Pete Malinverni pays tribute to Leonard Bernstein in new Album
Posted January 10, 2022
Pianist Pete Malinverni pays tribute to Leonard Bernstein with his all-star trio featuring bassist Ugonna Okegwo and drummer Jeff Hamilton. The album was selected as one of Jazziz Magazine’s Ten Albums You Need to Know (January 2022).
On the Town – Pete Malinverni Plays Leonard Bernstein, due out January 14, 2022, via Planet Arts Recordings, harkens back to an inspiring “only in New York” meeting between the two passionate musicians.
Having spent four decades on the New York City jazz scene, pianist Pete Malinverni has crossed paths with countless revered artists and come away with a host of tales to tell. But few moments measure up to the time that Malinverni met the iconic composer/conductor Leonard Bernstein.
The seeds planted in that meeting decades ago come to fruition on Malinverni’s stunning new album, On the Town – Pete Malinverni Plays Leonard Bernstein. Due out January 14, 2022 via Planet Arts Recordings, the album reimagines nine Bernstein favorites, along with a new Malinverni original penned in tribute to the composer, for an all-star trio featuring bassist Ugonna Okegwo and drummer Jeff Hamilton.
At the time of that fateful meeting, Malinverni had a steady gig at an upscale restaurant in the city. One night the swanky nightspot was chosen as the site of the opening night cast party for Franco Zeffirelli’s production of “Tosca” at the Metropolitan Opera. As Malinverni played through a selection of arias at the piano, Bernstein walked in, and the young pianist immediately launched into the composer’s “Lucky To Be Me.” Bernstein recognized the homage and, following a trip detour to the men’s room (where a friend of Malinverni’s broke the protocols of polite society and touted the pianist’s virtues), proceeded to spend a considerable portion of the evening hanging around the piano.

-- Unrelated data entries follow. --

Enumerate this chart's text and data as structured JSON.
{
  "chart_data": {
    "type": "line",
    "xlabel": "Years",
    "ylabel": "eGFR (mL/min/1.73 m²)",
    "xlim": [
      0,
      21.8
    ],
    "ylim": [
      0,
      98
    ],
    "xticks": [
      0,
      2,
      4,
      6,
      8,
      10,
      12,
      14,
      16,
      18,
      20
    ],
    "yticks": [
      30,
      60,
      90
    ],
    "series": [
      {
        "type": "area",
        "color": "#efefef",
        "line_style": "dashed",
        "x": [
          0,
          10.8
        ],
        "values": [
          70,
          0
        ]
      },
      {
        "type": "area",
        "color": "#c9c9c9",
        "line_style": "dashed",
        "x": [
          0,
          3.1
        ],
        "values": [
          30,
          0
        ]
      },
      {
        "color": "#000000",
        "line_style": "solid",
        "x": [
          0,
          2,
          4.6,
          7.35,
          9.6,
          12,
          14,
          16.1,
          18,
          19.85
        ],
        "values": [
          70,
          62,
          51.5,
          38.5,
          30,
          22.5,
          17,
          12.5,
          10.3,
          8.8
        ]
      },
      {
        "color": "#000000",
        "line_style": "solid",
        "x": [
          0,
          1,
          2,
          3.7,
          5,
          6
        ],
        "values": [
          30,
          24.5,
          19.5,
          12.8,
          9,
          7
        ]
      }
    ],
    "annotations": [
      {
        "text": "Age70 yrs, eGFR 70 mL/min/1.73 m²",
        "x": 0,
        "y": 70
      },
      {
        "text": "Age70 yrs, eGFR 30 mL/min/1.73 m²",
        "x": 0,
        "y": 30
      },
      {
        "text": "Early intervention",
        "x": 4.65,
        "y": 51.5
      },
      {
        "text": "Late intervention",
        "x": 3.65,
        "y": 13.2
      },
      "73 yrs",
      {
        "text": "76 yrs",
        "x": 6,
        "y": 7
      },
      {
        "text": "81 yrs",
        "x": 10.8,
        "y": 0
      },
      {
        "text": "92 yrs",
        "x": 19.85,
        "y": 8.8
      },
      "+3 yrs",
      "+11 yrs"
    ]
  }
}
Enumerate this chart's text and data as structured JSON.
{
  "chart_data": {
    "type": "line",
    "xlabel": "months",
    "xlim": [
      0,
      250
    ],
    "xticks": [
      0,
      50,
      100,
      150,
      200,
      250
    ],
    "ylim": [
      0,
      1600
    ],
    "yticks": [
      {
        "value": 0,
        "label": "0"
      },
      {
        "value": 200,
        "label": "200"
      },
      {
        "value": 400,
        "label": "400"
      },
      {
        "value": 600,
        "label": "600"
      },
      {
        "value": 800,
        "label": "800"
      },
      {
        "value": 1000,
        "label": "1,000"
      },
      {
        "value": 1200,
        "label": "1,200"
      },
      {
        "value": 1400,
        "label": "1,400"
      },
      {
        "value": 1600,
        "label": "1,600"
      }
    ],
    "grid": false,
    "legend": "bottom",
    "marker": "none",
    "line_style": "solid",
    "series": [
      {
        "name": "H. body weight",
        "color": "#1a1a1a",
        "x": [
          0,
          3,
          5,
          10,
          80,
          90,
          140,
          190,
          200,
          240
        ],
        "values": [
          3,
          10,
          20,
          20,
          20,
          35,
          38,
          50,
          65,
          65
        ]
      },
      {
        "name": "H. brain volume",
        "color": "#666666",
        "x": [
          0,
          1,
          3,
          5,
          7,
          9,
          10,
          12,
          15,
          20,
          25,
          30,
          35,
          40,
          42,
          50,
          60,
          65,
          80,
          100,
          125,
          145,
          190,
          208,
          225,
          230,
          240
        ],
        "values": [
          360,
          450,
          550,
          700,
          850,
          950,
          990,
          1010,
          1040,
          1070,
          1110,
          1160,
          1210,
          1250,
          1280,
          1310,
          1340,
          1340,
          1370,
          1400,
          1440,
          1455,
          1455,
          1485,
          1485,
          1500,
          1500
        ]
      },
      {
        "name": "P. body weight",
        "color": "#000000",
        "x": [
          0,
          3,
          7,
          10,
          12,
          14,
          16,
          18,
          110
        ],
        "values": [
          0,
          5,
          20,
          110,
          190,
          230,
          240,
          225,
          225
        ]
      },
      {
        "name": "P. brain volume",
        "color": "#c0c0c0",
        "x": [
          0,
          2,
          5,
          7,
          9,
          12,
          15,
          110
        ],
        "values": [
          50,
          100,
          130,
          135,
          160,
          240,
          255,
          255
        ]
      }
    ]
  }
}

“Real musicians want to hang out with the band,” Malinverni says, recalling those magical hours.
“Bernstein was this gray eminence I’d see on TV, and I’d listened to his ‘Young People’s Concerts’ in high school. So he was a definite presence in my life even though I’d never met him.”
Malinverni still recalls that encounter – which included introductions to other notables at the party, including legendary songwriters Betty Comden and Adolph Green – as “one of the great moments of my musical life.” To this day he remains touched by Bernstein’s magnetic attraction to musicians of any stature.
“His public image was of a guy who knew his stuff and was super passionate about it. But I found out that night that as passionate as he seemed, he was even more so. When I saw him in the flesh, it was electric. His head poked through the clouds, and the piano somehow seemed a more exalted place then and thereafter.”